Puis, la guerre de sécession aux États-Unis (1861-1865) prive le marché d’une source importante d’approvisionnement. La fin des hostilités fait certes provisoirement baisser les cours mais augure d’une ère nouvelle du fait de la disparition du travail non rémunéré des esclaves. Les puissances européennes se tournent alors vers leurs colonies africaines sous l’impulsion des lobbys industriels.
Dès les années 1860, une association pour le développement de la culture du coton est créée à Manchester à l’initiative d’un groupe d’industriels inquiets des difficultés d’approvisionnement. Rapidement des essais sont lancés en Gambie et en Sierra Leone, puis au Nigeria.
En 1903, les Anglais établissent au Nigeria la British Cotton Growers Association (BCGA). Quant à l’administration française, elle se tourne d’abord vers la vallée du Sénégal où les Soninkés disposent d’une longue tradition cotonnière, puis la Casamance ; sans succès.
Dans les années 1930, les travaux de construction de l’Office du Niger au Mali sont d’abord conçus pour la production de coton. Là encore les espoirs sont déçus.
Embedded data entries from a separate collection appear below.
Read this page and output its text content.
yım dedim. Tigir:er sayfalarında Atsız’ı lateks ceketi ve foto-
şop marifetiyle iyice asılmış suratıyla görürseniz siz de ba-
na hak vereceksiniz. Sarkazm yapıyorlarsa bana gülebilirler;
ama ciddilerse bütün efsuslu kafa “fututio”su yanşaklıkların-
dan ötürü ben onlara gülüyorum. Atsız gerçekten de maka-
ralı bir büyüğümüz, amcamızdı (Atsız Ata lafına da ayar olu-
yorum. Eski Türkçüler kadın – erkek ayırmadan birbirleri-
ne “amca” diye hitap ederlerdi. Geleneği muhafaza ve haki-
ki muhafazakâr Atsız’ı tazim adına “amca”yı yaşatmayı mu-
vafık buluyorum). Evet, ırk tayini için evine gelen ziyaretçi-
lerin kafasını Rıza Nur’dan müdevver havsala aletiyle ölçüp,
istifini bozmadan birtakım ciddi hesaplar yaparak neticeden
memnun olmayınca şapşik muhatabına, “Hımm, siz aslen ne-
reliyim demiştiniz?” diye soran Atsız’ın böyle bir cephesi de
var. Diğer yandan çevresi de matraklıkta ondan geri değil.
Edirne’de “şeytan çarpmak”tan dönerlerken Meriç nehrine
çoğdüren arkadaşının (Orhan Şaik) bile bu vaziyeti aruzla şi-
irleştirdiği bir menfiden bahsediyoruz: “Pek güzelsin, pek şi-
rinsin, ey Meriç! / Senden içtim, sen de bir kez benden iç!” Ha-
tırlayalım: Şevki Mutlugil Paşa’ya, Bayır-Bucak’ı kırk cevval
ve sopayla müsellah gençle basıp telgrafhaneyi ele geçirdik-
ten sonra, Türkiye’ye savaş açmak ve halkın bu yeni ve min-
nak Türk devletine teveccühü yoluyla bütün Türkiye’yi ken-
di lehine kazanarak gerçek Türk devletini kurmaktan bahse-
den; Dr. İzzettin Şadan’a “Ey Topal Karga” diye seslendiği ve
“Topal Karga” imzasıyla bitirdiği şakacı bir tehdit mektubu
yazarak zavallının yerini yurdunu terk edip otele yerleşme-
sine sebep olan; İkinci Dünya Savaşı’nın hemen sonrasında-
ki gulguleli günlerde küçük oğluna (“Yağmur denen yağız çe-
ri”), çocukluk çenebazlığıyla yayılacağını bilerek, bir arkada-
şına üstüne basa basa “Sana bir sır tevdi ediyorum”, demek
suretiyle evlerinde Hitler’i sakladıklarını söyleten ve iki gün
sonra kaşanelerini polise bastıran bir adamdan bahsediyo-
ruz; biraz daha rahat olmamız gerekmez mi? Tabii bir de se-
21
Ce sont finalement les savanes d’Afrique Équatoriale Française (AEF) entre le Cameroun, le Tchad et la RCA qui accueillent le premier grand bassin cotonnier.
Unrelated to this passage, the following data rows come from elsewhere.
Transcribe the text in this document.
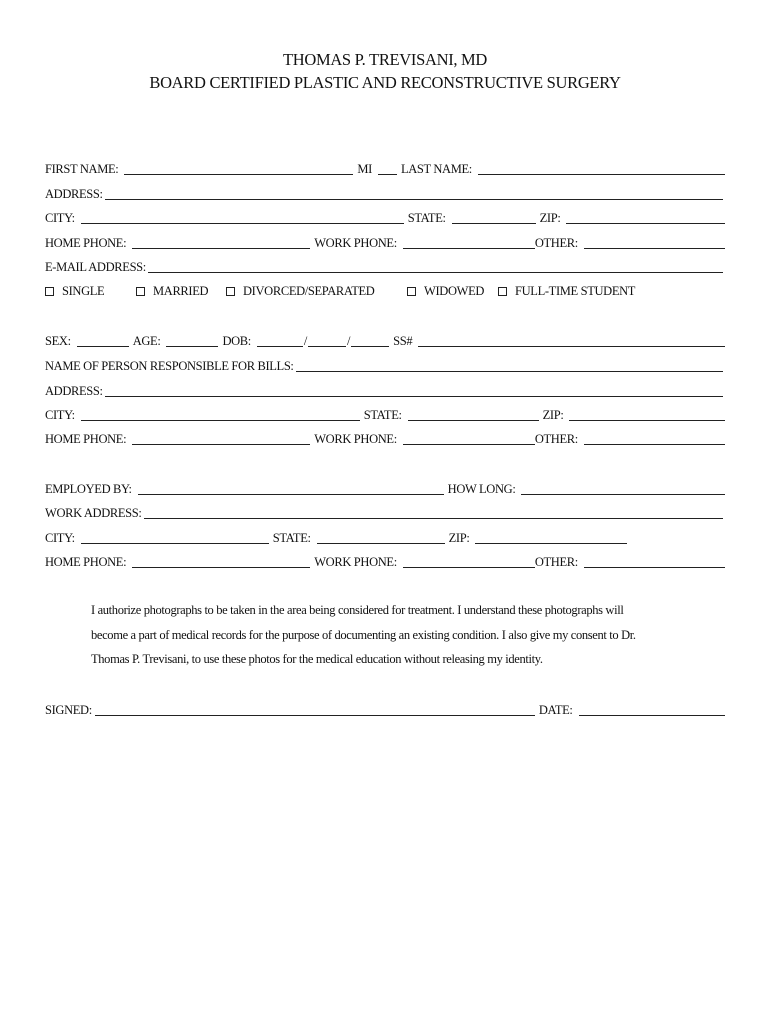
THOMAS P. TREVISANI, MD
BOARD CERTIFIED PLASTIC AND RECONSTRUCTIVE SURGERY
FIRST NAME:	MI LAST NAME:
ADDRESS:
CITY:	STATE:	ZIP:
HOME PHONE:	WORK PHONE:	OTHER:
E-MAIL ADDRESS:
SINGLE	MARRIED	DIVORCED/SEPARATED	WIDOWED FULL-TIME STUDENT
SEX:	AGE:	DOB:	/	/	SS#
NAME OF PERSON RESPONSIBLE FOR BILLS:
ADDRESS:
CITY:	STATE:	ZIP:
HOME PHONE:	WORK PHONE:	OTHER:
EMPLOYED BY:	HOW LONG:
WORK ADDRESS:
CITY:	STATE:	ZIP:
HOME PHONE:	WORK PHONE:	OTHER:
I authorize photographs to be taken in the area being considered for treatment. I understand these photographs will
become a part of medical records for the purpose of documenting an existing condition. I also give my consent to Dr.
Thomas P. Trevisani, to use these photos for the medical education without releasing my identity.
SIGNED:	DATE:
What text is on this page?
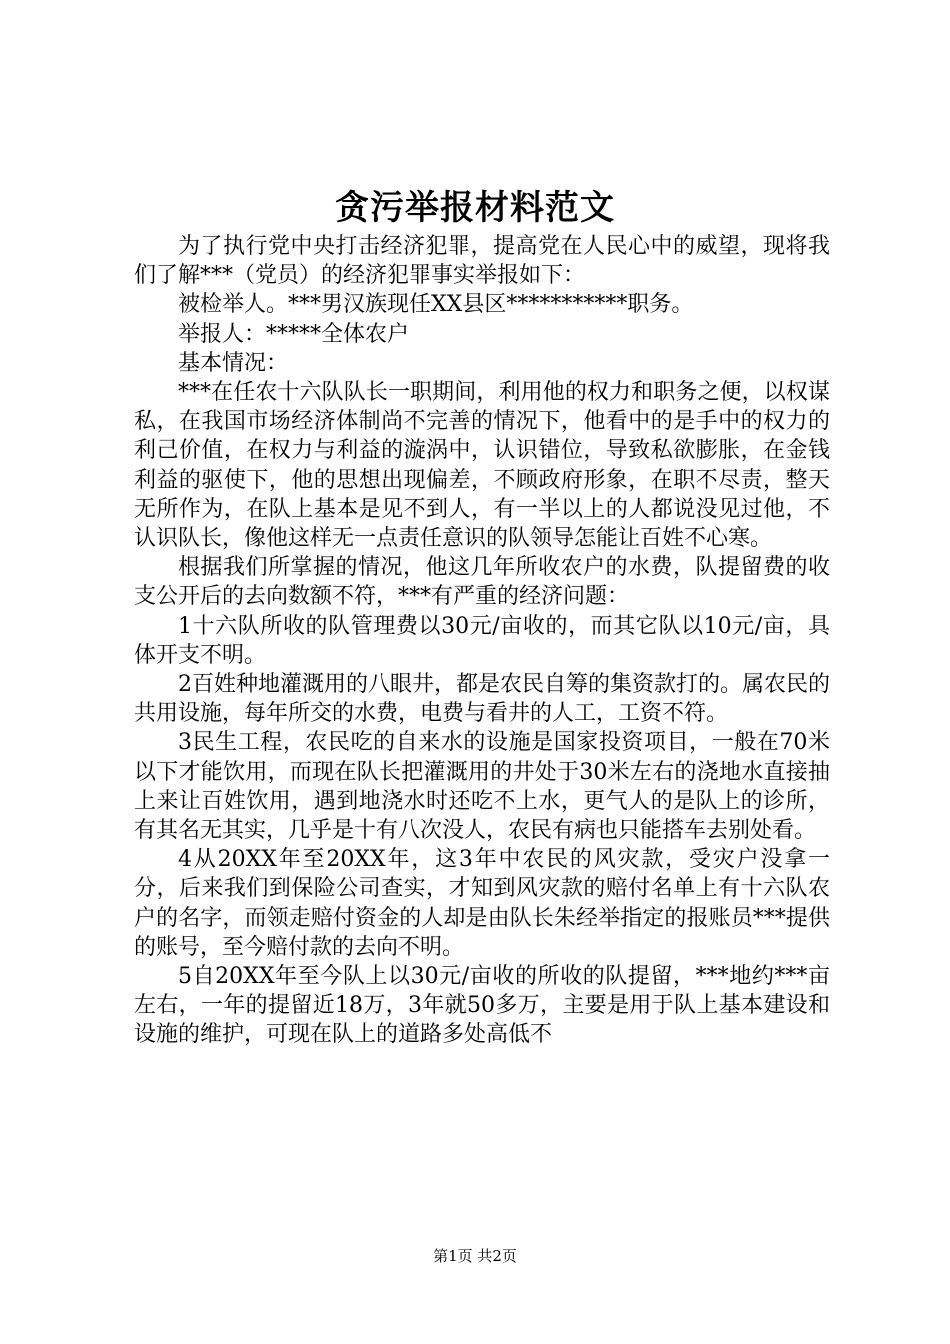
贪污举报材料范文

为了执行党中央打击经济犯罪，提高党在人民心中的威望，现将我们了解***（党员）的经济犯罪事实举报如下：

被检举人。***男汉族现任XX县区***********职务。

举报人：*****全体农户

基本情况：

***在任农十六队队长一职期间，利用他的权力和职务之便，以权谋私，在我国市场经济体制尚不完善的情况下，他看中的是手中的权力的利己价值，在权力与利益的漩涡中，认识错位，导致私欲膨胀，在金钱利益的驱使下，他的思想出现偏差，不顾政府形象，在职不尽责，整天无所作为，在队上基本是见不到人，有一半以上的人都说没见过他，不认识队长，像他这样无一点责任意识的队领导怎能让百姓不心寒。

根据我们所掌握的情况，他这几年所收农户的水费，队提留费的收支公开后的去向数额不符，***有严重的经济问题：

1十六队所收的队管理费以30元/亩收的，而其它队以10元/亩，具体开支不明。

2百姓种地灌溉用的八眼井，都是农民自筹的集资款打的。属农民的共用设施，每年所交的水费，电费与看井的人工，工资不符。

3民生工程，农民吃的自来水的设施是国家投资项目，一般在70米以下才能饮用，而现在队长把灌溉用的井处于30米左右的浇地水直接抽上来让百姓饮用，遇到地浇水时还吃不上水，更气人的是队上的诊所，有其名无其实，几乎是十有八次没人，农民有病也只能搭车去别处看。

4从20XX年至20XX年，这3年中农民的风灾款，受灾户没拿一分，后来我们到保险公司查实，才知到风灾款的赔付名单上有十六队农户的名字，而领走赔付资金的人却是由队长朱经举指定的报账员***提供的账号，至今赔付款的去向不明。

5自20XX年至今队上以30元/亩收的所收的队提留，***地约***亩左右，一年的提留近18万，3年就50多万，主要是用于队上基本建设和设施的维护，可现在队上的道路多处高低不

第1页 共2页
Ce dernier restera le plus important de la région jusque dans les années 70 (42 %) devant le bassin nigérian (38 % de la production ouest-africaine).
Ce n’est qu’après les indépendances que le coton se développe plus à l’ouest sous l’effet de politiques volontaristes largement inspirées par les anciennes métropoles dont les industries textiles sont demeurées florissantes jusqu’à l’orée des années 1980. Ces politiques s’appuient sur des entreprises parapubliques dont les activités de soutien et d’encadrement serré des producteurs portent sur la vulgarisation, la recherche, l’appui à la commercialisation, etc.
Au cours des quarante-cinq dernières années, les superficies consacrées à la culture cotonnière ont pratiquement quadruplé, passant de 800 000 à 3 millions d’hectares. Autrement dit, les superficies cotonnières sont passées de 1,5 % à 3,5 % des terres arables en Afrique de l’Ouest. Comparativement, les cultures céréalières telles que le maïs, le mil et le sorgho sont respectivement cultivées sur 9, 16 et 14 millions d’hectares. L’extension des surfaces cultivées en coton s’est accompagnée d’une augmentation tendancielle des rendements de 400 kg/ha au début des années 1960 à 1 tonne/ha aujourd’hui.